A few weeks ago me and a couple of friends were discussing human rights in the Ram over a drink or two. I raised the right to protest, to which one of our group piped up to say they didn’t believe it was a “proper” human right and more a luxury afforded to those within society who “could control themselves properly”. Now, I would hope that most people will react to reading those words in the same way I did to hearing them. I firstly assumed this member of the group was joking or trying to wind me up. Alas, it soon became clear they were being deadly serious.
That led me to thinking about the right to protest and the general view of it in this country. Now I’m thinking that I was pretty naïve to think people would agree with me that the right to protest is not only hugely important, but is actually a vital human right.
From our political leaders, remember Boris’ water cannons that were deemed unlawful, to those who are meant to protect our protesters- The Metropolitan Police have been in the news numerous times for trying to pass their bill onto the protests, which would almost certainly stop the protest in its tracks.
Others, too seem against the whole idea of protest, you’ll remember famous rent-a-controversy Jeremy Clarkson’s reaction to the public sector strike back in 2011. What shocked me wasn’t the words that came from Clarkson’s mouth (everyone knows the man thrives off controversy) but it was much of the online reaction. While there was certainly condemnation of the remarks, many said they agreed with him albeit in weaker terms. While they perhaps did not want the workers to “be shot in front of their families’ there was genuinely there was genuine anger that the public sector was able to strike and so disrupt people’s days.
But that was the whole point. In the strike of 2011, and numerous strikes before and after, the aim is to show the general public how important the work the profession that is striking does and to put pressure on its employers to give them a fairer deal.
Surely to make it harder for workers to strike – as the Trade Union Bill will- just puts more power in the hands of employers and will make it even harder for those who struggle to survive on low wages to speak up and feel they can get a fair deal.

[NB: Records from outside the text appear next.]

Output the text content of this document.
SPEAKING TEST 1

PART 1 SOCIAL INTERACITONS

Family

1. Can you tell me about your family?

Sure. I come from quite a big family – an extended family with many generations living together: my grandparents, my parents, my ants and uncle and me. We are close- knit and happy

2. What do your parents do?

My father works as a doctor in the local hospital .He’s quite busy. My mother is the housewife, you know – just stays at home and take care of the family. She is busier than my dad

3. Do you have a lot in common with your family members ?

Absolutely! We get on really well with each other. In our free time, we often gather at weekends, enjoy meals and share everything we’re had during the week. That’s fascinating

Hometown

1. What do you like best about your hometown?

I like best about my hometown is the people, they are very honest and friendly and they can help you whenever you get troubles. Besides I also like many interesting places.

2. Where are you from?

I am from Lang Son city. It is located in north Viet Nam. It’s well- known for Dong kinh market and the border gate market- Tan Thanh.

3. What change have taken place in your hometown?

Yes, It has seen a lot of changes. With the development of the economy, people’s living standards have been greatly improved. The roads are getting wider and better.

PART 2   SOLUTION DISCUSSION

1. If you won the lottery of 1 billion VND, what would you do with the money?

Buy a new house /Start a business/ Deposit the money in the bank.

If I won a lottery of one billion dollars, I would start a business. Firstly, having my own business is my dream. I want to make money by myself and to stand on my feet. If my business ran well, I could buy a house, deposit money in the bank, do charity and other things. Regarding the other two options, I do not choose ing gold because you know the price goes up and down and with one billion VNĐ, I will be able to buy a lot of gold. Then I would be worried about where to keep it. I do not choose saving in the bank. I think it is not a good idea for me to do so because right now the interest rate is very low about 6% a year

However, striking is not the only form of protest. Marches and demonstrations are also forms of protest that often get a lot of media attention and usually not for the best of reasons. You only need think of the student protests of 2010 and the name Charlie Gilmour springs to mind- this is probably where my friend’s assessment that only those who can control themselves properly should be allowed to protest comes from. However, the majority of people who wish to protest want to do so in a peaceful and meaningful manner with the aim of improving their lives or the lives of others. Surely in a society which claims to value freedom of speech and self-improvement so highly, protesting is a dream combination.